3) violazione degli articoli 11, 12, 34, 37, 38 e 90 del d.lgv. 163 del 2006; violazione degli articoli 38, 43, 46, 47, 71, 75 e 76 del d.p.r. 445 del 2000; degli articoli 21 e 33 del d.p.r. 313 del 2002; degli articoli 51, 52 e 53 del d.p.r. 554 del 1999; plurima violazione del bando di gara, violazione dei punti 7 e 10.2 della lettera di invito ed del suo allegato; violazione dei principi generali in tema di procedure ristrette; eccesso di potere per macroscopico difetto di istruttoria e motivazione; macroscopica irragionevolezza, sproporzione, inadeguatezza, erroneità della valutazione e inattendibilità delle operazioni tecniche; manifesta ingiustizia; erronea presupposizione; palese travisamento dei fatti ed assoluta mancanza di qualunque supporto documentale;
Con motivi aggiunti notificati il 29 luglio 2008, ha impugnato il permesso di costruire rilasciato dal Comune di Bari il 3 luglio 2008; la nota della Fiera del Levante del 3 giugno 2008 e la proposta motivata del responsabile del procedimento del 1° luglio 2008, nonché la determina del Dirigente del Settore Ecologia – Ufficio VIA n. 218 del 27 aprile 2008.
Deduce:
1) violazione della lex specialis e dei principi generali in materia di procedure di evidenza pubblica; violazione della par condicio; violazione dell’indice di fabbricabilità riveniente dalle NTA del PRG;
2) violazione dell’art. 14 del d.p.r. 380 del 2001; violazione del DM 1444 del 1968; dell’art. 41 sexsies della l. 1150 del 1942 ed eccesso di potere sotto diversi profili.
Con ordinanza n. 96 del 9 maggio 2008, il Tribunale ha disposto incombenti istruttori.
Conscoop, con memoria difensiva depositata il 29 agosto 2008, ha eccepito il difetto di giurisdizione di questo Tribunale.
La difesa dell’Ente Fiera ha eccepito il difetto di giurisdizione, essendo intervenuta la stipula del contratto con Consccop.
Le parti hanno depositato memorie difensive e, alla pubblica udienza del 12 novembre 2008, precisate le conclusioni nei termini di cui agli atti difensivi, il ricorso è stato assegnato in decisione.
La questione in esame attiene alla procedura di evidenza pubblica bandita dall’Ente Fiera del Levante di Bari per l’appalto dei lavori di “riqualificazione del quartiere fieristico e di costruzione di un nuovo padiglione espositivo” aggiudicato alla Conscoop, nonché al procedimento di rilascio del permesso di costruire e di autorizzazione in deroga per la realizzazione dell’intervento edilizio progettato da Conscoop.
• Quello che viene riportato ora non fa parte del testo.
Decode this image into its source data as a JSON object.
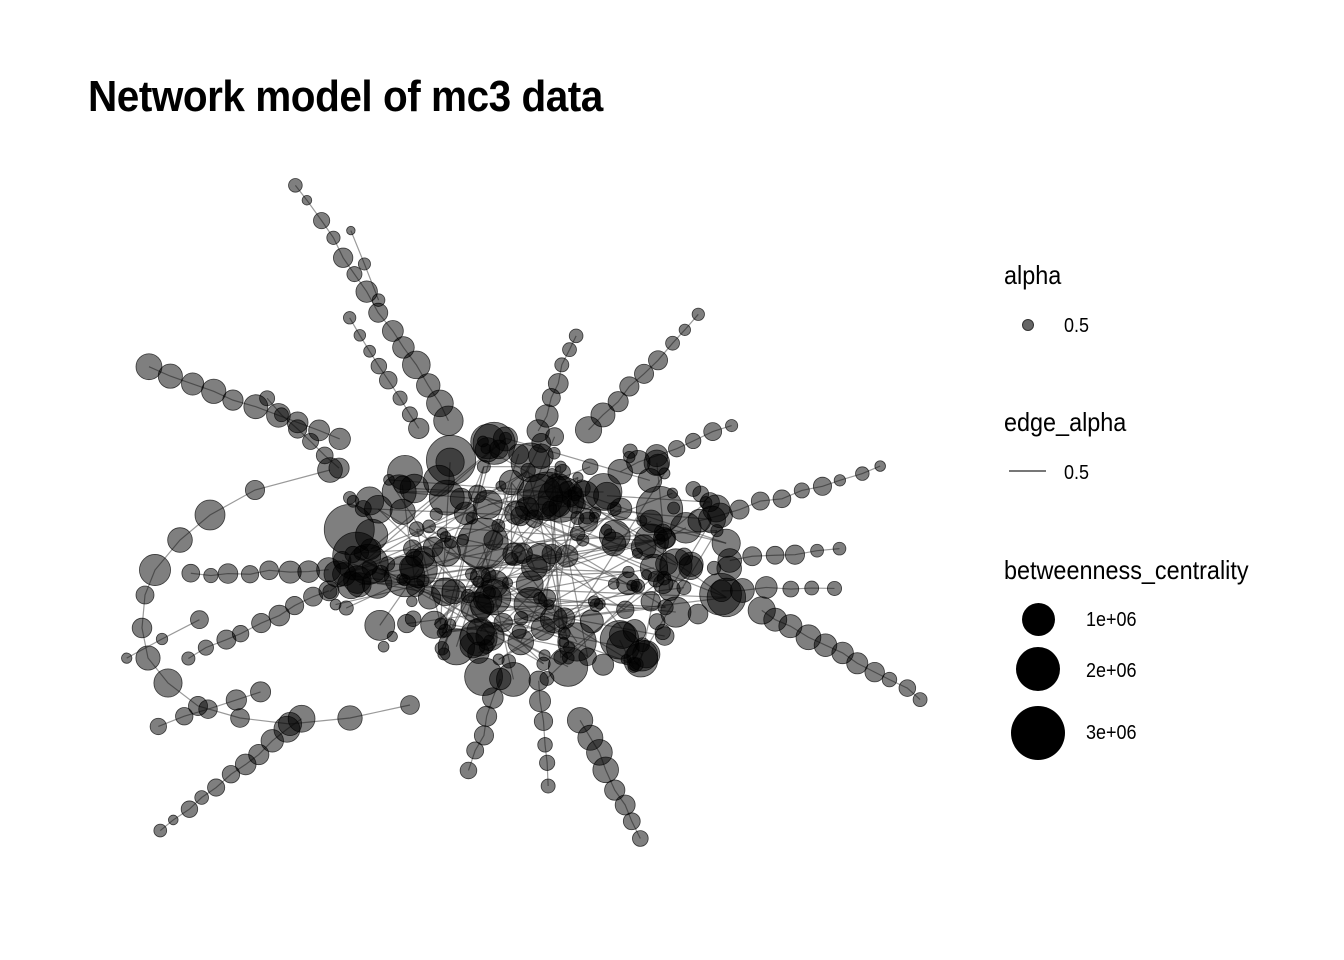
{
  "title": "Network model of mc3 data",
  "legend": {
    "alpha": {
      "title": "alpha",
      "label": "0.5",
      "value": 0.5
    },
    "edge_alpha": {
      "title": "edge_alpha",
      "label": "0.5",
      "value": 0.5
    },
    "betweenness_centrality": {
      "title": "betweenness_centrality",
      "items": [
        {
          "label": "1e+06",
          "value": 1000000
        },
        {
          "label": "2e+06",
          "value": 2000000
        },
        {
          "label": "3e+06",
          "value": 3000000
        }
      ]
    }
  },
  "colors": {
    "node": "#000000",
    "edge": "#555555",
    "background": "#ffffff"
  }
}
Innanzi tutto va affermata la giurisdizione di questo Tribunale.
Dalla documentazione depositata in giudizio in esito alla ordinanza istruttoria n. 96 del 2008, emerge, quanto al profilo soggettivo, che l’Ente Fiera del Levante di Bari è organismo la cui attività è finanziata in modo maggioritario da enti di diritto pubblico e la cui gestione è soggetta a controllo da parte di questi ultimi.
L’Ente Fiera è, precisamente, ente pubblico economico i cui soci fondatori sono il Comune di Bari, la Provincia di Bari e la Camera di Commercio di Bari, tutti enti pubblici. E’ stato istituito con D.P.G.R. 6 luglio 2001, n. 353. E’soggetto a controllo della Regione Puglia ai sensi dell’art. 5 della legge regionale 16 dicembre 1999, n. 33. Gli Organi di amministrazione (Presidente, Consiglio generale, Consiglio di amministrazione, Collegio dei Revisori dei Conti) sono designati da ciascun ente fondatore e dalla Regione Puglia; il Presidente è nominato su proposta della Giunta regionale con deliberazione del Consiglio regionale.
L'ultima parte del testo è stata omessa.